A NEW CHAPTER OF STABILITY AND REFORM
THE WEEK’S KEY THEMES:
- South Africa seems to be setting the tone for a better economic future
- Investors eye a 25 to 50 basis point rate cut by the Fed
- JSE climbs to two-week high
- Oil prices recover some lost ground
- Dollar up from seven-month lows, while euro hovers at highest levels since January
SO FAR, SO GOOD
South Africa has long been known as a country of immense potential but has struggled in recent years with economic stagnation, political instability, and structural challenges. The economy was and is still characterised by slow growth, high unemployment, and a persistent energy crisis, all of which have contributed to declining business confidence and dwindling foreign investment.
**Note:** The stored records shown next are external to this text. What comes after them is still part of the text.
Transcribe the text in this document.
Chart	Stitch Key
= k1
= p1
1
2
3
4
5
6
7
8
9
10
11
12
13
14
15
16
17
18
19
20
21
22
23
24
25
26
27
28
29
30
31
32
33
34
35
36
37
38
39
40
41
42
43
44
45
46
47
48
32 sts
However, as we move through 2024, a series of positive developments signal a potential turning point for the nation.
BACKGROUND: YEARS OF ECONOMIC STAGNATION
South Africa’s economic landscape was bleak for the better part of a decade. Gross domestic product (GDP) growth has averaged less than 1% per year, plagued by logistical challenges, crime, corruption, and mismanagement. The energy sector, in particular, has been a significant drag on the economy, with frequent bouts of load-shedding, which have crippled industries and eroded investor confidence. The political scene was equally troubling, dominated by the African National Congress (ANC) and marred by internal party conflicts, leading to a loss of public trust.
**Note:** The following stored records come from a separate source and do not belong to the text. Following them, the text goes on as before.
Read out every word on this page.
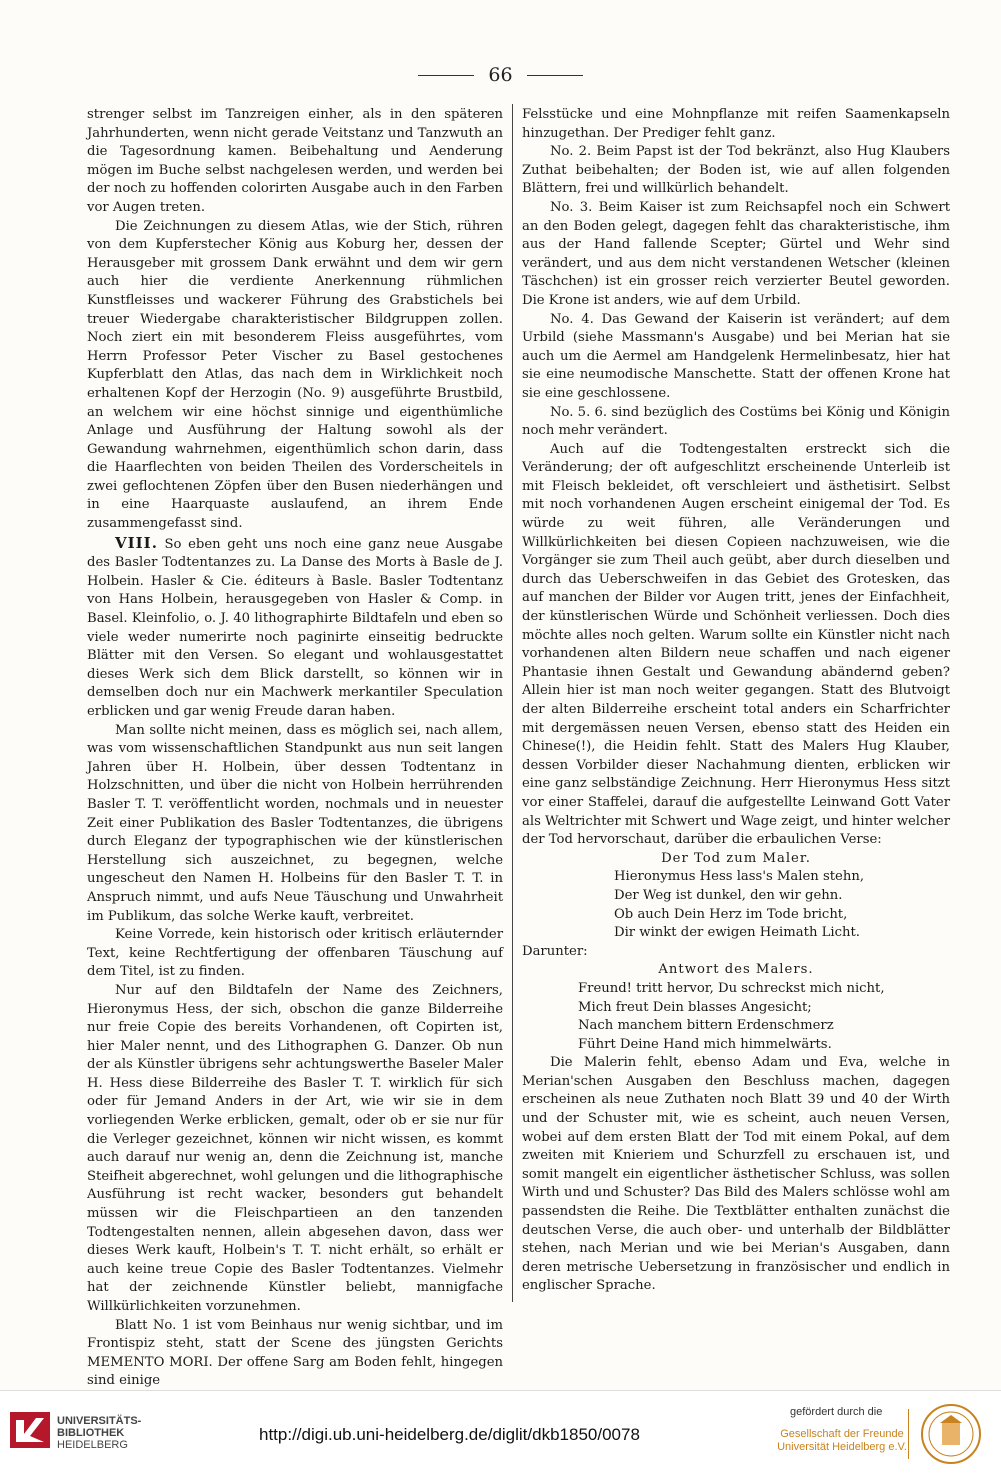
66

strenger selbst im Tanzreigen einher, als in den späteren Jahrhunderten, wenn nicht gerade Veitstanz und Tanzwuth an die Tagesordnung kamen. Beibehaltung und Aenderung mögen im Buche selbst nachgelesen werden, und werden bei der noch zu hoffenden colorirten Ausgabe auch in den Farben vor Augen treten.

Die Zeichnungen zu diesem Atlas, wie der Stich, rühren von dem Kupferstecher König aus Koburg her, dessen der Herausgeber mit grossem Dank erwähnt und dem wir gern auch hier die verdiente Anerkennung rühmlichen Kunstfleisses und wackerer Führung des Grabstichels bei treuer Wiedergabe charakteristischer Bildgruppen zollen. Noch ziert ein mit besonderem Fleiss ausgeführtes, vom Herrn Professor Peter Vischer zu Basel gestochenes Kupferblatt den Atlas, das nach dem in Wirklichkeit noch erhaltenen Kopf der Herzogin (No. 9) ausgeführte Brustbild, an welchem wir eine höchst sinnige und eigenthümliche Anlage und Ausführung der Haltung sowohl als der Gewandung wahrnehmen, eigenthümlich schon darin, dass die Haarflechten von beiden Theilen des Vorderscheitels in zwei geflochtenen Zöpfen über den Busen niederhängen und in eine Haarquaste auslaufend, an ihrem Ende zusammengefasst sind.

VIII. So eben geht uns noch eine ganz neue Ausgabe des Basler Todtentanzes zu. La Danse des Morts à Basle de J. Holbein. Hasler & Cie. éditeurs à Basle. Basler Todtentanz von Hans Holbein, herausgegeben von Hasler & Comp. in Basel. Kleinfolio, o. J. 40 lithographirte Bildtafeln und eben so viele weder numerirte noch paginirte einseitig bedruckte Blätter mit den Versen. So elegant und wohlausgestattet dieses Werk sich dem Blick darstellt, so können wir in demselben doch nur ein Machwerk merkantiler Speculation erblicken und gar wenig Freude daran haben.

Man sollte nicht meinen, dass es möglich sei, nach allem, was vom wissenschaftlichen Standpunkt aus nun seit langen Jahren über H. Holbein, über dessen Todtentanz in Holzschnitten, und über die nicht von Holbein herrührenden Basler T. T. veröffentlicht worden, nochmals und in neuester Zeit einer Publikation des Basler Todtentanzes, die übrigens durch Eleganz der typographischen wie der künstlerischen Herstellung sich auszeichnet, zu begegnen, welche ungescheut den Namen H. Holbeins für den Basler T. T. in Anspruch nimmt, und aufs Neue Täuschung und Unwahrheit im Publikum, das solche Werke kauft, verbreitet.

Keine Vorrede, kein historisch oder kritisch erläuternder Text, keine Rechtfertigung der offenbaren Täuschung auf dem Titel, ist zu finden.

Nur auf den Bildtafeln der Name des Zeichners, Hieronymus Hess, der sich, obschon die ganze Bilderreihe nur freie Copie des bereits Vorhandenen, oft Copirten ist, hier Maler nennt, und des Lithographen G. Danzer. Ob nun der als Künstler übrigens sehr achtungswerthe Baseler Maler H. Hess diese Bilderreihe des Basler T. T. wirklich für sich oder für Jemand Anders in der Art, wie wir sie in dem vorliegenden Werke erblicken, gemalt, oder ob er sie nur für die Verleger gezeichnet, können wir nicht wissen, es kommt auch darauf nur wenig an, denn die Zeichnung ist, manche Steifheit abgerechnet, wohl gelungen und die lithographische Ausführung ist recht wacker, besonders gut behandelt müssen wir die Fleischpartieen an den tanzenden Todtengestalten nennen, allein abgesehen davon, dass wer dieses Werk kauft, Holbein's T. T. nicht erhält, so erhält er auch keine treue Copie des Basler Todtentanzes. Vielmehr hat der zeichnende Künstler beliebt, mannigfache Willkürlichkeiten vorzunehmen.

Blatt No. 1 ist vom Beinhaus nur wenig sichtbar, und im Frontispiz steht, statt der Scene des jüngsten Gerichts MEMENTO MORI. Der offene Sarg am Boden fehlt, hingegen sind einige

Felsstücke und eine Mohnpflanze mit reifen Saamenkapseln hinzugethan. Der Prediger fehlt ganz.

No. 2. Beim Papst ist der Tod bekränzt, also Hug Klaubers Zuthat beibehalten; der Boden ist, wie auf allen folgenden Blättern, frei und willkürlich behandelt.

No. 3. Beim Kaiser ist zum Reichsapfel noch ein Schwert an den Boden gelegt, dagegen fehlt das charakteristische, ihm aus der Hand fallende Scepter; Gürtel und Wehr sind verändert, und aus dem nicht verstandenen Wetscher (kleinen Täschchen) ist ein grosser reich verzierter Beutel geworden. Die Krone ist anders, wie auf dem Urbild.

No. 4. Das Gewand der Kaiserin ist verändert; auf dem Urbild (siehe Massmann's Ausgabe) und bei Merian hat sie auch um die Aermel am Handgelenk Hermelinbesatz, hier hat sie eine neumodische Manschette. Statt der offenen Krone hat sie eine geschlossene.

No. 5. 6. sind bezüglich des Costüms bei König und Königin noch mehr verändert.

Auch auf die Todtengestalten erstreckt sich die Veränderung; der oft aufgeschlitzt erscheinende Unterleib ist mit Fleisch bekleidet, oft verschleiert und ästhetisirt. Selbst mit noch vorhandenen Augen erscheint einigemal der Tod. Es würde zu weit führen, alle Veränderungen und Willkürlichkeiten bei diesen Copieen nachzuweisen, wie die Vorgänger sie zum Theil auch geübt, aber durch dieselben und durch das Ueberschweifen in das Gebiet des Grotesken, das auf manchen der Bilder vor Augen tritt, jenes der Einfachheit, der künstlerischen Würde und Schönheit verliessen. Doch dies möchte alles noch gelten. Warum sollte ein Künstler nicht nach vorhandenen alten Bildern neue schaffen und nach eigener Phantasie ihnen Gestalt und Gewandung abändernd geben? Allein hier ist man noch weiter gegangen. Statt des Blutvoigt der alten Bilderreihe erscheint total anders ein Scharfrichter mit dergemässen neuen Versen, ebenso statt des Heiden ein Chinese(!), die Heidin fehlt. Statt des Malers Hug Klauber, dessen Vorbilder dieser Nachahmung dienten, erblicken wir eine ganz selbständige Zeichnung. Herr Hieronymus Hess sitzt vor einer Staffelei, darauf die aufgestellte Leinwand Gott Vater als Weltrichter mit Schwert und Wage zeigt, und hinter welcher der Tod hervorschaut, darüber die erbaulichen Verse:

Der Tod zum Maler.
Hieronymus Hess lass's Malen stehn,
Der Weg ist dunkel, den wir gehn.
Ob auch Dein Herz im Tode bricht,
Dir winkt der ewigen Heimath Licht.

Darunter:

Antwort des Malers.
Freund! tritt hervor, Du schreckst mich nicht,
Mich freut Dein blasses Angesicht;
Nach manchem bittern Erdenschmerz
Führt Deine Hand mich himmelwärts.

Die Malerin fehlt, ebenso Adam und Eva, welche in Merian'schen Ausgaben den Beschluss machen, dagegen erscheinen als neue Zuthaten noch Blatt 39 und 40 der Wirth und der Schuster mit, wie es scheint, auch neuen Versen, wobei auf dem ersten Blatt der Tod mit einem Pokal, auf dem zweiten mit Knieriem und Schurzfell zu erschauen ist, und somit mangelt ein eigentlicher ästhetischer Schluss, was sollen Wirth und und Schuster? Das Bild des Malers schlösse wohl am passendsten die Reihe. Die Textblätter enthalten zunächst die deutschen Verse, die auch ober- und unterhalb der Bildblätter stehen, nach Merian und wie bei Merian's Ausgaben, dann deren metrische Uebersetzung in französischer und endlich in englischer Sprache.

UNIVERSITÄTS-
BIBLIOTHEK
HEIDELBERG
http://digi.ub.uni-heidelberg.de/diglit/dkb1850/0078
gefördert durch die
Gesellschaft der Freunde
Universität Heidelberg e.V.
THE CATALYST FOR CHANGE: A NEW POLITICAL LANDSCAPE
The national elections in May 2024 marked a pivotal moment in South Africa’s political history. For the first time since the end of apartheid, the ANC lost its majority and was forced into a Government of National Unity (GNU) with the Democratic Alliance (DA) and several smaller parties. This shift was the catalyst for a series of economic and policy reforms that have begun to reshape the country’s trajectory.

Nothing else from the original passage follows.